Note: To use AI features in the Fixed Input tile, your instance must have AI Services enabled. If AI Services are not enabled, you can still enter data manually, paste values, or upload files.
Input Data Manually into Your Fixed Input Tile
To manually input data, follow these steps:- Drag the Fixed Input tile from the Datasets section to your canvas.
- Enter column names in the New Column header fields.
- Select the small text under the left side of each column name to set the data type.
- Enter data directly into the table.
-
(Optional) Copy and paste data from another source into the rows and columns.

Upload a File to Your Fixed Input Tile
To upload a file, follow these steps:- Drag the Fixed Input tile from Datasets to your canvas.
-
Select the Generate data / Upload button in the lower-right corner.

-
In the modal, go to the Upload File tab.

- Drag and drop your file or select the Upload File button.
- Specify whether the file includes header rows, then select Import. Your data appears in the configuration panel. You can add columns, edit values, or use it as-is.

Use AI to Generate Sample Data for Your Fixed Input Tile
To generate sample data using AI, follow the steps below.Alternatively, you can generate AI data for a single column by selecting the sparkle icon
in that column’s header. Enter a short description of the values and the number of rows. This method is faster than generating an entire DataSet but may still take a few seconds.
- Drag the Fixed Input tile to your canvas.
- Select the Generate data / Upload button.
- In the Generate Data tab, enter a short prompt describing the data (for example: “50 customer transactions with name, date, and amount”).
-
Choose the number of rows to generate (recommended: 50).

- Select Generate Data.
-
Wait a few moments for the table to populate.

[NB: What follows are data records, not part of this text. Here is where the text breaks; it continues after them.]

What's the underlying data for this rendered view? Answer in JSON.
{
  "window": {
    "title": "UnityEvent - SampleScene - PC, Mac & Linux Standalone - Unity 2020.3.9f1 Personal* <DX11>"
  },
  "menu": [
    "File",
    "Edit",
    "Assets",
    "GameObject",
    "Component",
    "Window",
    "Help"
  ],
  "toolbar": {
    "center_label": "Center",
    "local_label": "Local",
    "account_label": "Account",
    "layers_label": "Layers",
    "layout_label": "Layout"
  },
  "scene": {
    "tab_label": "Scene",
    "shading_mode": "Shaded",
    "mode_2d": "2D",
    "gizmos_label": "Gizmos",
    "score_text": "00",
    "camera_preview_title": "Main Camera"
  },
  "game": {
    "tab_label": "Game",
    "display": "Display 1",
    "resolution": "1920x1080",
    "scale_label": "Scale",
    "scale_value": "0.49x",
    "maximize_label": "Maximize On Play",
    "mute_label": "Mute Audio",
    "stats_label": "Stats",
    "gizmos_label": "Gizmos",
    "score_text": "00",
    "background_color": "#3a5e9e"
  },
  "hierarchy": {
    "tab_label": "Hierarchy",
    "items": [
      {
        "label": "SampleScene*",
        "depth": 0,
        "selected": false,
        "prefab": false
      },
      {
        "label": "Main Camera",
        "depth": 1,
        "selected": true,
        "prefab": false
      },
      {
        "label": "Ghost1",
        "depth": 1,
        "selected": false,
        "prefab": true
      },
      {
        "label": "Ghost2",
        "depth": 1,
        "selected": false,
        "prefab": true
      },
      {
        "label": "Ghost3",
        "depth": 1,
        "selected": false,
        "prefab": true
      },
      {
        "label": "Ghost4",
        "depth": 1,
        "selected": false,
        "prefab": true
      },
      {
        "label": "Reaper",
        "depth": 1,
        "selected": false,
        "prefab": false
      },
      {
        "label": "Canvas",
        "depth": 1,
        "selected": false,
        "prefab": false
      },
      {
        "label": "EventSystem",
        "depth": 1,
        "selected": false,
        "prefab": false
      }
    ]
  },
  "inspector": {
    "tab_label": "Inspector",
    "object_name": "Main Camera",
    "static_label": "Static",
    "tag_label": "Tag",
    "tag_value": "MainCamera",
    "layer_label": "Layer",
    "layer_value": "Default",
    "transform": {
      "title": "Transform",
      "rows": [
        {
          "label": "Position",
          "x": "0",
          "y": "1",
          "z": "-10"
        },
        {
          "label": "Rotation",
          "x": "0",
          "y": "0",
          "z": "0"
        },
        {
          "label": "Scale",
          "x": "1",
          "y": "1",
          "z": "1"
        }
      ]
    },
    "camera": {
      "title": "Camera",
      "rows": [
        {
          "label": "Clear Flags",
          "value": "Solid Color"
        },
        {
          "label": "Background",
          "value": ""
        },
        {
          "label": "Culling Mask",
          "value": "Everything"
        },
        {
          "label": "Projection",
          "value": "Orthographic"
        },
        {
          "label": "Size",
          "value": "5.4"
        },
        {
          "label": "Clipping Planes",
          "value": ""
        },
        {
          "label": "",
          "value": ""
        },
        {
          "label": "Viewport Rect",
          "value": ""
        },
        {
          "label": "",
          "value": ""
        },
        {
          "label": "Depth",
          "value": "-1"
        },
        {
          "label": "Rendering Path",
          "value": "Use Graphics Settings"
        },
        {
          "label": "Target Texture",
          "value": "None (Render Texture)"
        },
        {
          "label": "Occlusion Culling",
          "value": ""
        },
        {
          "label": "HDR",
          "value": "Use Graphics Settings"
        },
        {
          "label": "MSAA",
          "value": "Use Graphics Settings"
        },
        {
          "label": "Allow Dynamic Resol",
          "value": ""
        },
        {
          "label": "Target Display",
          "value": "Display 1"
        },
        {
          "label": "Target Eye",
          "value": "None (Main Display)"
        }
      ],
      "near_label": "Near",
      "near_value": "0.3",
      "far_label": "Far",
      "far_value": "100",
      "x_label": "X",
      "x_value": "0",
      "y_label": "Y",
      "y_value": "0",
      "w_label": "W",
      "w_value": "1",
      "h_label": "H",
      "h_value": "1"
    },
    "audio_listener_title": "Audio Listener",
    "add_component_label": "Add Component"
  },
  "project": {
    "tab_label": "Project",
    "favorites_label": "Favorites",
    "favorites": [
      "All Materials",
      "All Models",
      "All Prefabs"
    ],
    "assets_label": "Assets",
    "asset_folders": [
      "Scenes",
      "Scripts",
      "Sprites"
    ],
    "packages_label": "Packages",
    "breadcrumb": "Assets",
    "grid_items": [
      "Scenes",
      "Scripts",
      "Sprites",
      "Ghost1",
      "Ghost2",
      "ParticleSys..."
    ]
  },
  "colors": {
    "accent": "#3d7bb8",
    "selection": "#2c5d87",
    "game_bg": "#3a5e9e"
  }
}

Save and Use the Data in Your Fixed Input Tile
When your Fixed Input data is ready, connect it to any downstream transformation tile in your DataFlow. The data is stored in the DataFlow definition—not as a standalone DataSet. To create a separate DataSet, connect the tile to an Output DataSet tile. When the DataFlow runs, Domo creates a new DataSet from that output. Learn how to configure Output DataSet Tiles.FAQ
Why are my decimal columns being truncated to five decimal places?
Why are my decimal columns being truncated to five decimal places?
Domo uses a precision/scale of (19,5) for fixed decimals, meaning that fixed decimals will only ever have 5 digits to the right of the decimal point. You can request that your DataSet be configured to use a higher precision/scale.
Are there limits to the amount of data I can create in Fixed Input tiles?
Are there limits to the amount of data I can create in Fixed Input tiles?
Uploaded files are limited to 10,000 rows and 1,000 columns. There’s no defined limit for manually entered or pasted data, though future limits may apply.
Does the Fixed Input tile create a separate DataSet?
Does the Fixed Input tile create a separate DataSet?
No. Data stays in the DataFlow definition. To create a standalone DataSet, connect it to an Output tile.